Karlsruher Vortrag „Mund auf". Abgerundet wird die wissenschaftliche Fortbildungsveranstaltung traditionell durch den „Karlsruher Vortrag". Heute wie bei seiner Inauguration im Jahre 1983 ist der stets gut besuchte Vortrag ein Zeichen für die Verbundenheit der Akademie und der zahnärztlichen Profession mit der Gesellschaft.
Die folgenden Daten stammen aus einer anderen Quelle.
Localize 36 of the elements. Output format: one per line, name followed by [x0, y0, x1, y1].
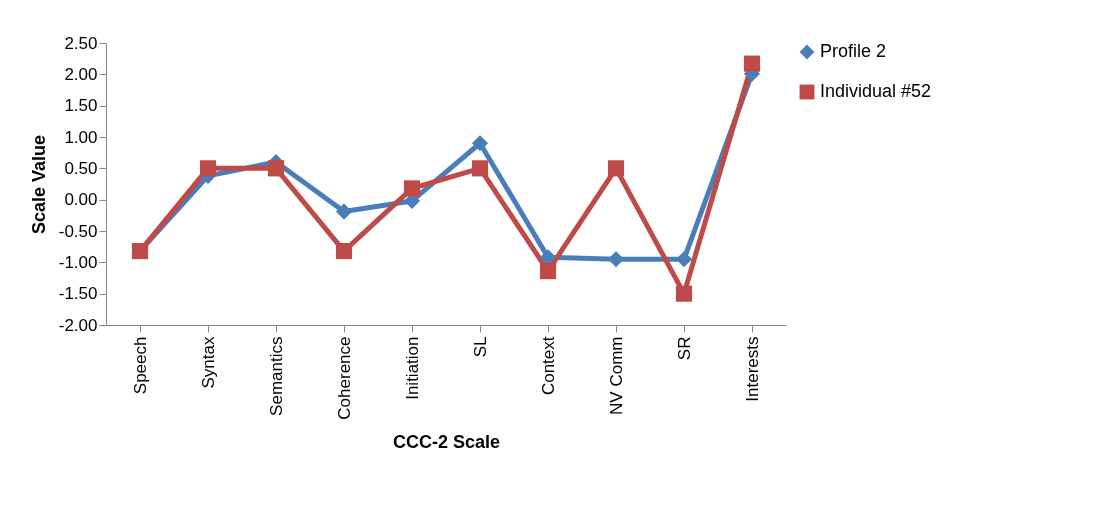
point [471, 160, 489, 177]
point [267, 160, 285, 177]
x-tick-label: Initiation [402, 336, 422, 400]
point [539, 263, 557, 280]
y-tick-label: 2.50 [64, 33, 98, 53]
y-tick-label: 1.50 [64, 96, 98, 116]
point [607, 160, 625, 177]
y-tick-label: 0.00 [64, 190, 98, 210]
point [335, 203, 353, 220]
x-tick-label: Semantics [266, 336, 286, 416]
x-axis-title: CCC-2 Scale [392, 431, 501, 452]
y-tick-label: 0.50 [64, 158, 98, 178]
y-tick-label: -1.50 [58, 284, 98, 304]
point [471, 135, 489, 152]
y-tick-label: -0.50 [58, 221, 98, 241]
x-tick-label: NV Comm [606, 336, 626, 415]
x-tick-label: SL [470, 336, 490, 358]
x-tick-label: Interests [742, 336, 762, 402]
point [539, 249, 557, 266]
x-tick-label: SR [674, 336, 694, 361]
y-tick-label: 1.00 [64, 127, 98, 147]
y-tick-label: -2.00 [58, 315, 98, 335]
x-tick-label: Syntax [198, 336, 218, 389]
point [743, 55, 761, 72]
y-tick-label: 2.00 [64, 64, 98, 84]
x-tick-label: Coherence [334, 336, 354, 420]
x-tick-label: Context [538, 336, 558, 396]
y-tick-label: -1.00 [58, 252, 98, 272]
x-tick-label: Speech [130, 336, 150, 395]
point [403, 180, 421, 197]
point [335, 242, 353, 260]
point [199, 160, 217, 177]
legend-label: Individual #52 [820, 81, 932, 101]
point [675, 285, 693, 302]
legend-label: Profile 2 [820, 41, 887, 61]
y-axis-title: Scale Value [28, 134, 49, 235]
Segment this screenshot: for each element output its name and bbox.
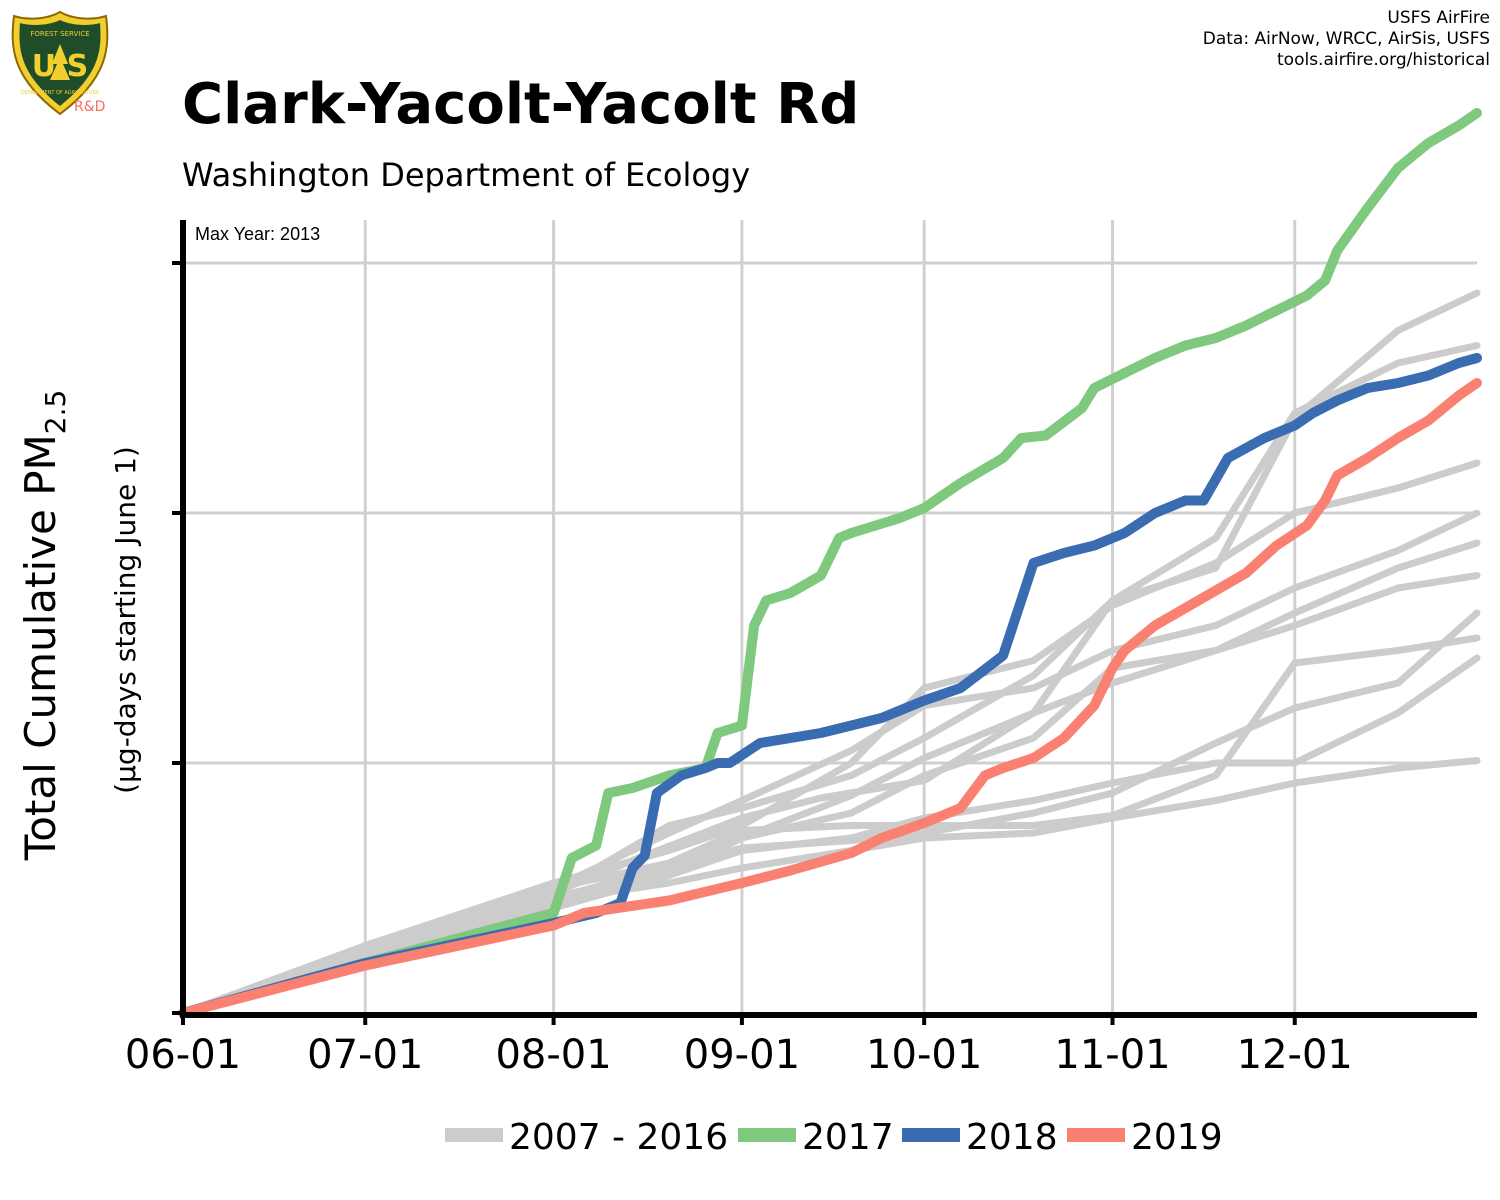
credit-line-3: tools.airfire.org/historical — [1277, 50, 1490, 70]
x-tick-label: 07-01 — [307, 1032, 423, 1078]
legend-label: 2017 — [802, 1117, 894, 1158]
legend-label: 2018 — [966, 1117, 1058, 1158]
y-axis-units: (µg-days starting June 1) — [109, 446, 142, 794]
credit-line-1: USFS AirFire — [1387, 8, 1490, 28]
series-2019-line — [178, 378, 1482, 1018]
x-tick-label: 08-01 — [495, 1032, 611, 1078]
x-tick-label: 09-01 — [684, 1032, 800, 1078]
logo-bottom-text: DEPARTMENT OF AGRICULTURE — [21, 90, 99, 96]
series-historical-line — [179, 572, 1481, 1017]
series-historical-line — [179, 289, 1481, 1017]
series-2018-line — [178, 353, 1482, 1018]
series-lines — [178, 108, 1482, 1018]
y-label-text: Total Cumulative PM — [16, 434, 65, 861]
legend: 2007 - 2016 2017 2018 2019 — [445, 1117, 1223, 1158]
series-historical-line — [179, 342, 1481, 1017]
series-historical-line — [179, 459, 1481, 1017]
page-title: Clark-Yacolt-Yacolt Rd — [182, 72, 860, 137]
logo-label: R&D — [74, 99, 106, 115]
legend-label: 2007 - 2016 — [509, 1117, 728, 1158]
x-tick-label: 06-01 — [125, 1032, 241, 1078]
logo-top-text: FOREST SERVICE — [30, 30, 89, 38]
credit-line-2: Data: AirNow, WRCC, AirSis, USFS — [1202, 29, 1490, 49]
y-axis-label: Total Cumulative PM2.5 (µg-days starting… — [16, 390, 142, 862]
page-subtitle: Washington Department of Ecology — [182, 156, 751, 194]
y-label-subscript: 2.5 — [39, 390, 72, 435]
x-tick-label: 11-01 — [1054, 1032, 1170, 1078]
series-2017-line — [178, 108, 1482, 1018]
x-tick-label: 10-01 — [866, 1032, 982, 1078]
x-tick-label: 12-01 — [1237, 1032, 1353, 1078]
legend-label: 2019 — [1131, 1117, 1223, 1158]
x-ticks: 06-01 07-01 08-01 09-01 10-01 11-01 12-01 — [125, 1013, 1353, 1078]
max-year-annotation: Max Year: 2013 — [195, 224, 320, 244]
axes — [172, 220, 1477, 1018]
usfs-logo: FOREST SERVICE U S DEPARTMENT OF AGRICUL… — [8, 8, 112, 118]
credits: USFS AirFire Data: AirNow, WRCC, AirSis,… — [1203, 8, 1490, 71]
series-historical-line — [179, 609, 1481, 1017]
tree-icon — [50, 44, 70, 80]
y-axis-label-main: Total Cumulative PM2.5 — [16, 390, 72, 862]
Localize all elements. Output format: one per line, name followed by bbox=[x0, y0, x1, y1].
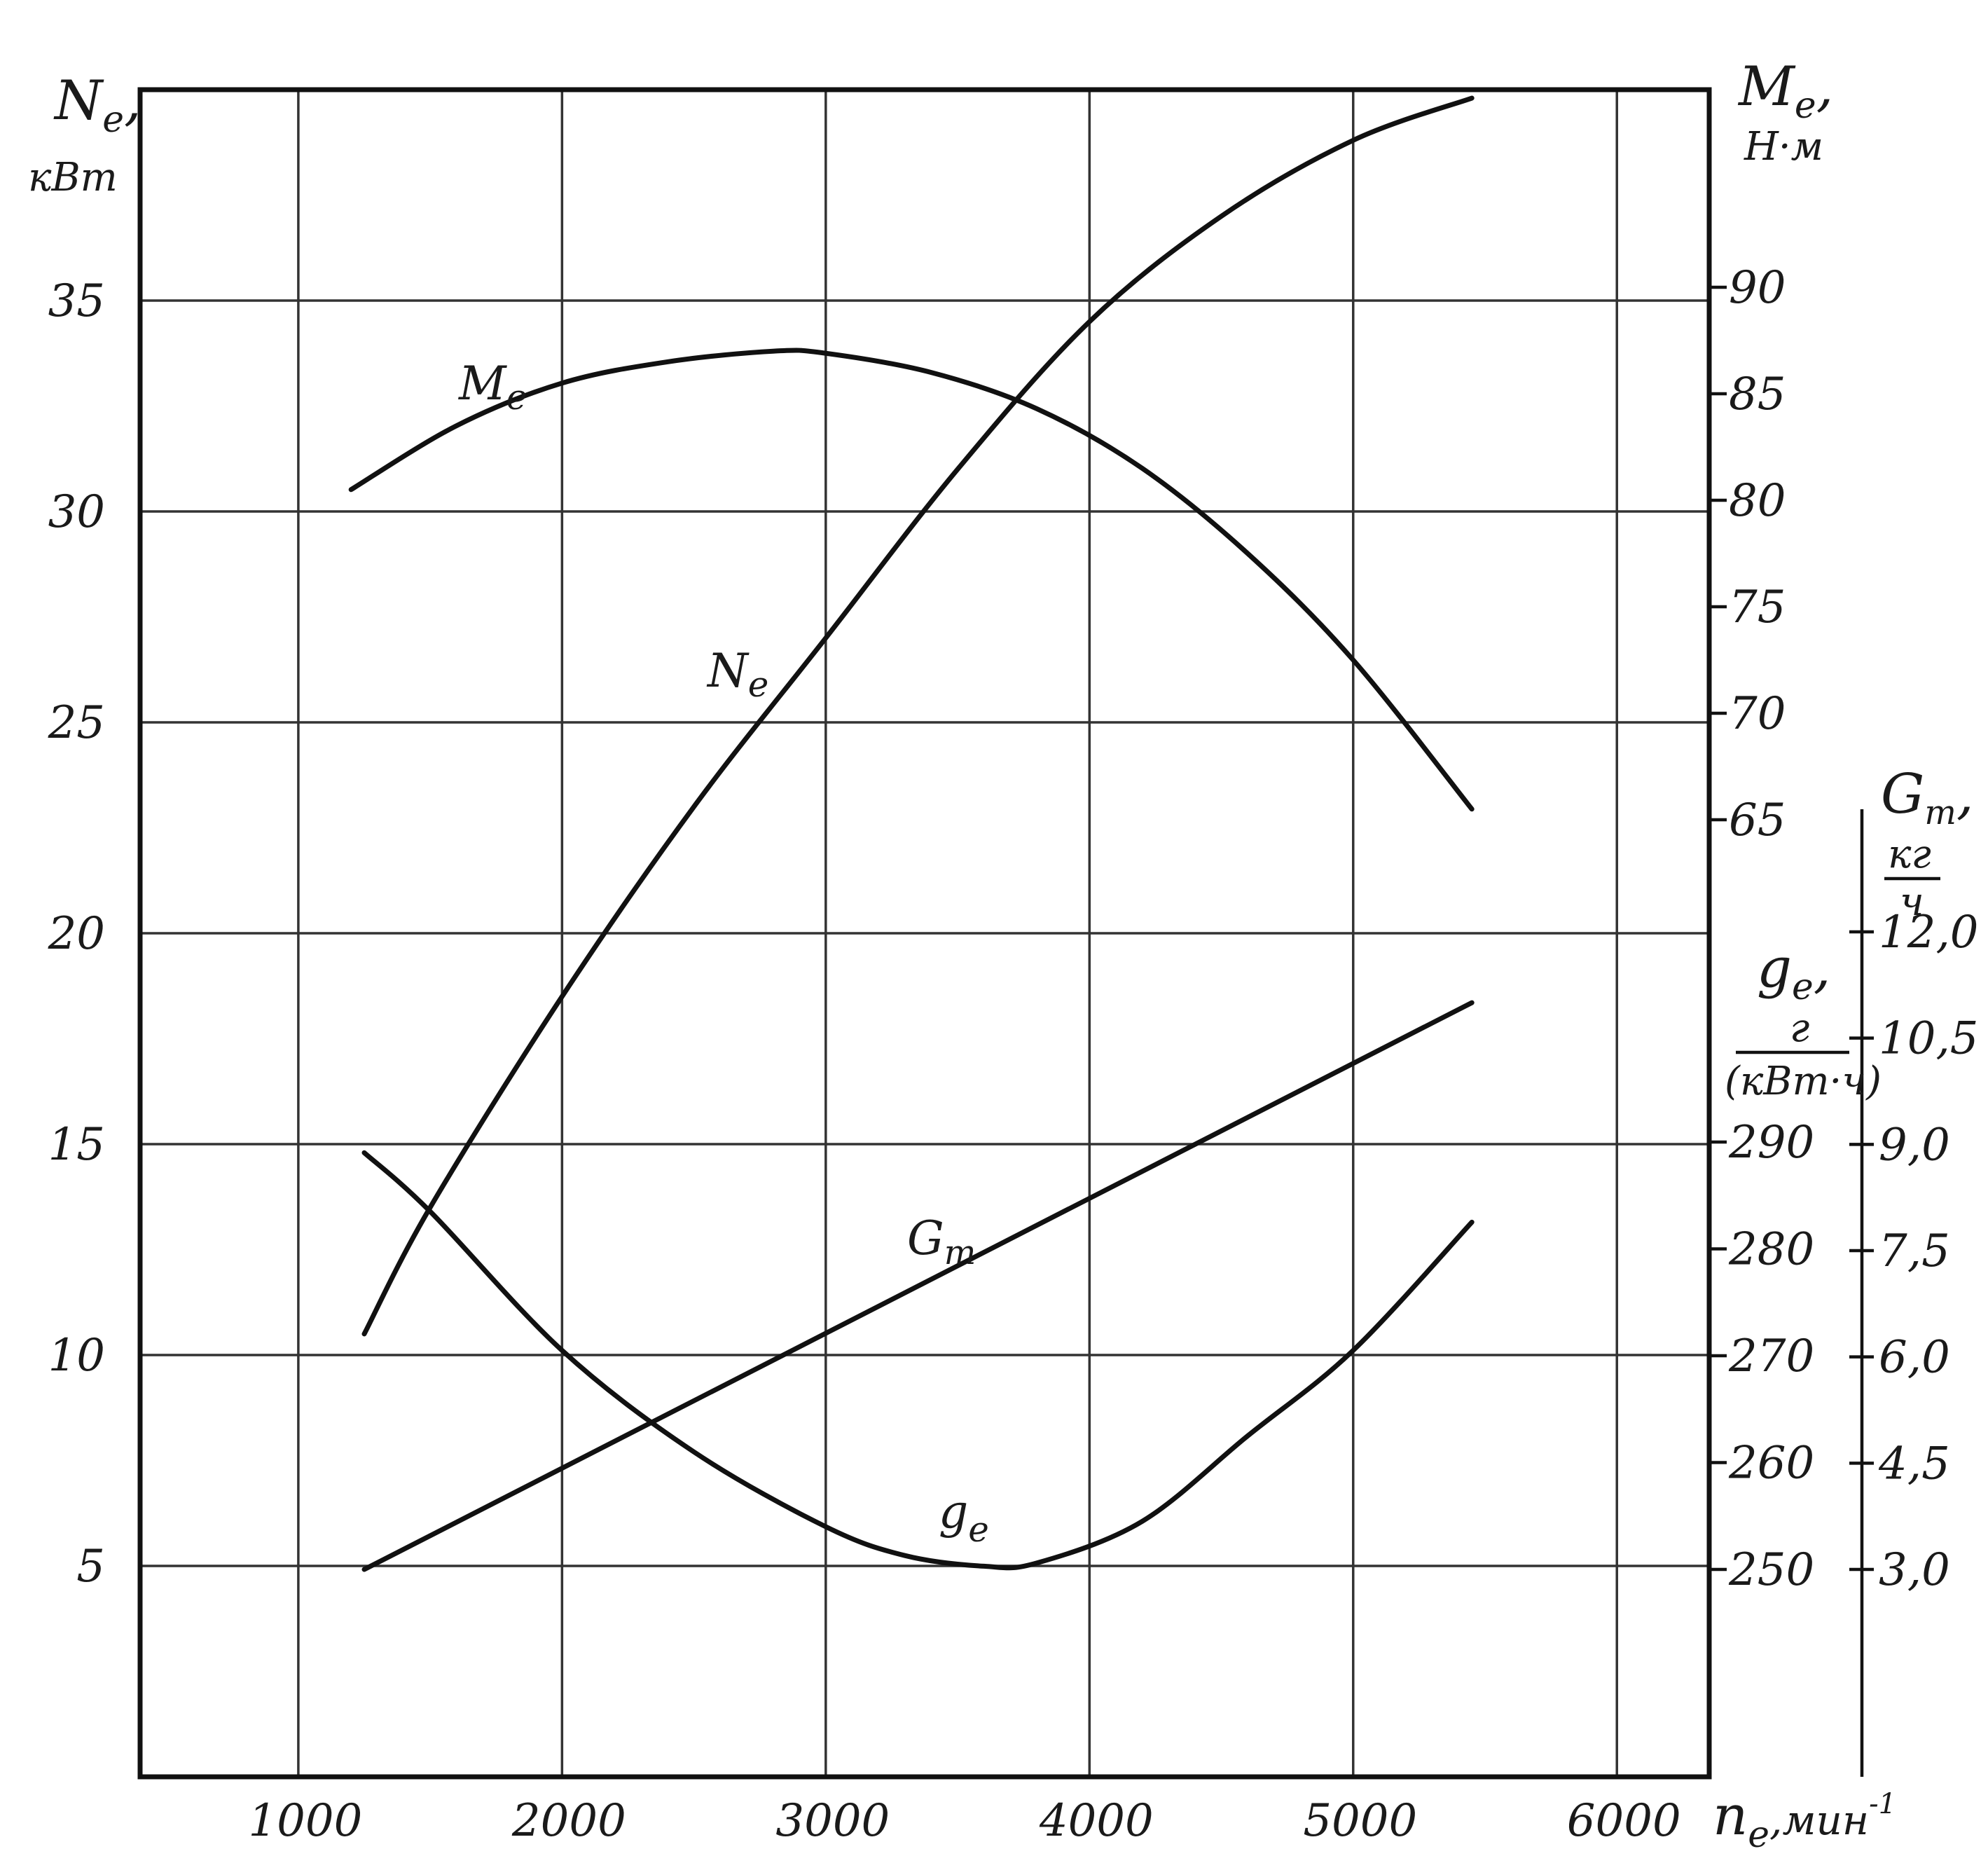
ge-axis-unit-top: г bbox=[1790, 1005, 1809, 1051]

Das zeigen die vielfältigen Themen, mit denen Persönlichkeiten aus Politik, Wirtschaft, Wissenschaft und Publizistik in den vergangenen 36 Jahren einen öffentlichen Diskurs angestoßen haben. In diesem Jahr hat die Akademie zu dem am 6. April stattfindenden Vortrag Prof. Dr. Michael Hochgeschwender eingeladen. Er ist Professor für Nordamerikanische Kulturgeschichte an der Ludwig-Maximilians-Universität München und gefragter Experte, wenn es um die Geschichte der USA geht. Er wird die Geschichte und den aktuellen Zustand der amerikanischen Demokratie sowie die Präsidentschaft Donald Trumps unter die Lupe nehmen. Dabei geht es auch um das Ende alter Sicherheiten und Gewissheiten und um eine bevorstehende neue Weltordnung. „Trumps politische Ahnen? Eine Genealogie des Populismus in den USA“ heißt die Headline zu diesem hochaktuellen Vortrag, zu dem wieder rund 1000 Gäste in der Karlsruher Gartenhalle am Zoo erwartet werden.